Gulf Coast waits as Cuba faces cleanup
NEW ORLEANS – With a historic evacuation of nearly 2 million people from the Louisiana coast complete, gun-toting police and National Guardsmen stood watch as rain started to fall on this city’s empty streets Sunday night – and even presidential politics took a back seat as the nation waited to see if Hurricane Gustav would be another Katrina.
The storm was set to crash ashore late this morning with frightful force, testing the three years of planning and rebuilding that followed Katrina’s devastating blow to the Gulf Coast. The storm has already killed at least 94 people on its path through the Caribbean.

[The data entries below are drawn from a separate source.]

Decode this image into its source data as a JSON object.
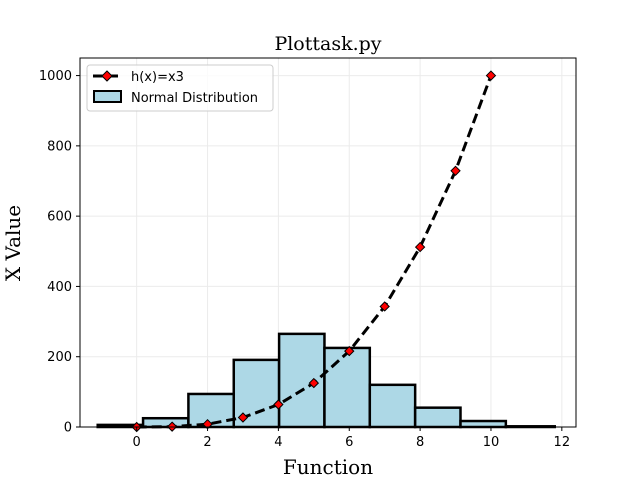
{
  "chart_data": {
    "type": "bar+line",
    "title": "Plottask.py",
    "xlabel": "Function",
    "ylabel": "X Value",
    "xlim": [
      -1.6,
      12.4
    ],
    "ylim": [
      0,
      1050
    ],
    "xticks": [
      0,
      2,
      4,
      6,
      8,
      10,
      12
    ],
    "yticks": [
      0,
      200,
      400,
      600,
      800,
      1000
    ],
    "grid": true,
    "legend_position": "top-left",
    "histogram": {
      "name": "Normal Distribution",
      "color": "#add8e6",
      "edgecolor": "#000000",
      "bins": [
        {
          "start": -1.1,
          "end": 0.18,
          "count": 6
        },
        {
          "start": 0.18,
          "end": 1.46,
          "count": 25
        },
        {
          "start": 1.46,
          "end": 2.74,
          "count": 94
        },
        {
          "start": 2.74,
          "end": 4.02,
          "count": 191
        },
        {
          "start": 4.02,
          "end": 5.3,
          "count": 265
        },
        {
          "start": 5.3,
          "end": 6.58,
          "count": 225
        },
        {
          "start": 6.58,
          "end": 7.86,
          "count": 120
        },
        {
          "start": 7.86,
          "end": 9.14,
          "count": 55
        },
        {
          "start": 9.14,
          "end": 10.42,
          "count": 17
        },
        {
          "start": 10.42,
          "end": 11.8,
          "count": 2
        }
      ]
    },
    "line": {
      "name": "h(x)=x3",
      "color": "#000000",
      "marker_color": "#ff0000",
      "x": [
        0,
        1,
        2,
        3,
        4,
        5,
        6,
        7,
        8,
        9,
        10
      ],
      "y": [
        0,
        1,
        8,
        27,
        64,
        125,
        216,
        343,
        512,
        729,
        1000
      ]
    }
  }
}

Painfully aware of the failings that led to more than 1,600 deaths during Katrina, this time officials moved beyond merely insisting that tourists and residents leave south Louisiana. They threatened to put looters behind bars, loaded thousands onto buses and warned that anyone who remained behind would not be rescued.
They were confident that they had done all they could.
“It’s amazing. It makes me feel really good that so many people are saying, ‘We as Americans, we as the world, have to get this right this time,’ ” New Orleans Mayor Ray Nagin said late Sunday. “We cannot afford to screw up again.”
Col. Mike Edmondson, state police commander, said he believed that 90 percent of the population had fled the Louisiana coast. The exodus of 1.9 million people is the largest evacuation in state history, and thousands more had left from Mississippi, Alabama and flood-prone southeast Texas.
Late Sunday, Gov. Bobby Jindal issued one last plea to the roughly 100,000 people still on the coast: “If you’ve not evacuated, please do so. There are still a few hours left.”
Louisiana and Mississippi temporarily changed traffic flow so all highway lanes led away from the coast, and cars were packed bumper to bumper.
Forecasters said Gustav could strengthen slightly as it marched toward the coast. At 11 p.m. EDT Sunday, the National Hurricane Center said Gustav was centered about 220 miles southeast of New Orleans and was moving northwest. It had top sustained winds of 115 mph, and was likely to stay a Category 3 storm when it made landfall west of New Orleans. Category 3 storms have winds between 111 mph and 130 mph.
In Cuba, Gustav damaged or destroyed 86,000 homes, toppled trees and telephone poles and washed out roads, but no deaths were reported Sunday as the massive storm roared away from the island.
Gustav made a direct hit on the Isla de la Juventud south of the Cuban mainland as a powerful Category 4 hurricane Saturday with screaming 140 mph winds.
Officials measured gusts of 212 mph in the western town of Paso Real del San Diego – a new wind speed record, according to the Cuban Institute of Meteorology.